ASIC chip for real-time vector quantization of video signals
Calvin C.K. Chan, Chi-Kit Ma, Anthony Fong
The demanding computational requirement of a vector quantization (VQ) encoder has hindered the application to real-time video coding. The complexity of the VQ encoder can be greatly reduced by using a multiplicationless image vector quantization (MLIVQ) technique. A real- time vector quantizer architecture implementing this novel algorithm on a single ASIC chip is presented in this paper. Running at a clock rate of 33 MHz and through the use of a three- stage pipeline architecture, the proposed hardware implementation is capable of real-time compression of motion video with 512 X 512 pixels per frame at a refreshing rate of 30 frames per second. As compared with traditional full-search VQ, the MLIVQ technique shows a big reduction in hardware complexity while introducing an insignificant degradation in picture quality.

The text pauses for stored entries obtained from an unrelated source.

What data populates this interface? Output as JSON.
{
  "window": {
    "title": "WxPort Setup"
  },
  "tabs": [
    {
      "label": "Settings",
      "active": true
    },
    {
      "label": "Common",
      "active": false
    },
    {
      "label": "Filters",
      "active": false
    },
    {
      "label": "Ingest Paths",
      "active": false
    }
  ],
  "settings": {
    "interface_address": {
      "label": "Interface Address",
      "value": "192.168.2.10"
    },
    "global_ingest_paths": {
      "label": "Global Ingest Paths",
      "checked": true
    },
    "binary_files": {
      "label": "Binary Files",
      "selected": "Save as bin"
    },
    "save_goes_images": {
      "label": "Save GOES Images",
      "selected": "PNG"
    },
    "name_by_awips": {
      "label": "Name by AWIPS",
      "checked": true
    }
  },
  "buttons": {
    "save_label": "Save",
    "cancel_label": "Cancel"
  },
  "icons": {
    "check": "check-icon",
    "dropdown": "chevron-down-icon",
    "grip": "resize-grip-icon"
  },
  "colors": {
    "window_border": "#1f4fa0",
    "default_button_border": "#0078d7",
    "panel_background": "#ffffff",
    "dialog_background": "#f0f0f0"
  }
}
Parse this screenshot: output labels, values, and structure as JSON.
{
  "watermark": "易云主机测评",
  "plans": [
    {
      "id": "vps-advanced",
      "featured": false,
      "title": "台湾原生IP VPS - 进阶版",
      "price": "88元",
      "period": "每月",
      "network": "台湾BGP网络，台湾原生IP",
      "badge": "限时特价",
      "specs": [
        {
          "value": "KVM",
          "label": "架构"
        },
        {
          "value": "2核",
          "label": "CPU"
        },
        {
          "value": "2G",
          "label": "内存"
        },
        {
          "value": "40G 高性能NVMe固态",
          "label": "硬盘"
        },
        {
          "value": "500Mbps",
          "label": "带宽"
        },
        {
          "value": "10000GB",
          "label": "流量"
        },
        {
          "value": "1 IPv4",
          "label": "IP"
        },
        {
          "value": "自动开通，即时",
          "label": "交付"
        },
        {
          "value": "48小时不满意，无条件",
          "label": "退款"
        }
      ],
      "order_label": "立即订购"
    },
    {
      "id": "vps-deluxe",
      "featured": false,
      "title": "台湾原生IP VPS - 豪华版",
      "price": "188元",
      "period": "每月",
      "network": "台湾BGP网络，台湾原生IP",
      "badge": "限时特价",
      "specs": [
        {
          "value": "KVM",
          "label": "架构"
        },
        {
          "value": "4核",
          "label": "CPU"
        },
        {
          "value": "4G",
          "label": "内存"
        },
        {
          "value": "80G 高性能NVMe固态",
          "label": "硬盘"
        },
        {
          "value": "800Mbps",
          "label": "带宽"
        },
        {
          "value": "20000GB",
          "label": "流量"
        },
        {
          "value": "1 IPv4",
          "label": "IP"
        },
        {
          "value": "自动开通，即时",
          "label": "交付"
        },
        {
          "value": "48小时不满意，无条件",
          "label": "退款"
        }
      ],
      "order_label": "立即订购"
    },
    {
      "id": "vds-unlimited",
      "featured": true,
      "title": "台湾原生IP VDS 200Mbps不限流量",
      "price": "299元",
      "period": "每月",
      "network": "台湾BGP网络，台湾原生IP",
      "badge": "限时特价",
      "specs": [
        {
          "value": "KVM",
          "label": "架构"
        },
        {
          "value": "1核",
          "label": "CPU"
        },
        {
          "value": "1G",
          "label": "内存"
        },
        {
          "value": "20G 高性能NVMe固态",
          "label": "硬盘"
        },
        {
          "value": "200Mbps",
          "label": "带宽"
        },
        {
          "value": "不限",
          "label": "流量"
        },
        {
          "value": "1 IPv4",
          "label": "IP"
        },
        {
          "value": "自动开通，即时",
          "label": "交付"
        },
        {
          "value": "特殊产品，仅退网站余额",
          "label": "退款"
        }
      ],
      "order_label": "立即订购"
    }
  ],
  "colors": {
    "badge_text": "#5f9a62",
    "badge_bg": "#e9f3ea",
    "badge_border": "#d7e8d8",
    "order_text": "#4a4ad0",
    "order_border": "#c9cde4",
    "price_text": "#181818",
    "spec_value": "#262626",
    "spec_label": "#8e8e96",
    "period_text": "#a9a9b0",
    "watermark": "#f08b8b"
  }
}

Design of multiprocessor DSP chip set for superhigh-definition image processing
Tatsuya Fujii, Tomoko Sawabe, Mitsuru Nomura, et al.
This paper details the design of a DSP chip set for NOVI-III, a massively parallel digital signal processing system for super high definition (SHD) image coding. In the first step, achieving real-time SHD image processing, we implemented the JPEG coding algorithm on the highly parallel DSP system called NOVI-II HiPIPE, and evaluated its processing performance. The result shows that a real-time CODEC must have an average computational performance of over 100 GFlops (floating point operations) to process SHD motion images. Based on our experience of still SHD image coding, a new DSP chip set is being designed for NOVI-III. The chip set consists of three main chips. The first chip is a vector processor that, in its original form, had a peak performance of 120 MFlops. It is being redesigned to achieve a peak performance of 540 MFlops with 0.5 micrometers fabrication technology. Second is an intercommunication network switch that has six 400 Mbps data links. Third is a RISC type DSP core which controls the vector processor, communication switch and internal memories. This DSP core also has a special function that efficiently performs the bit operations required by the Huffman coding process.
Modified frame memories for motion estimation: the picture-processing RAM
Peter Schiefer
A modified frame memory, the Picture Processing RAM (PPRAM), is proposed for motion estimation. Due to the high input data flow of compression algorithms the PPRAM has been enabled to perform the necessary calculations besides the frame memory cells on the same device. Therefore a small number of logic circuits, less than 5% of the total number of transistors, has to be added to a regular frame memory. This reduces the number of transistors for the compression algorithm and the input data rate significantly.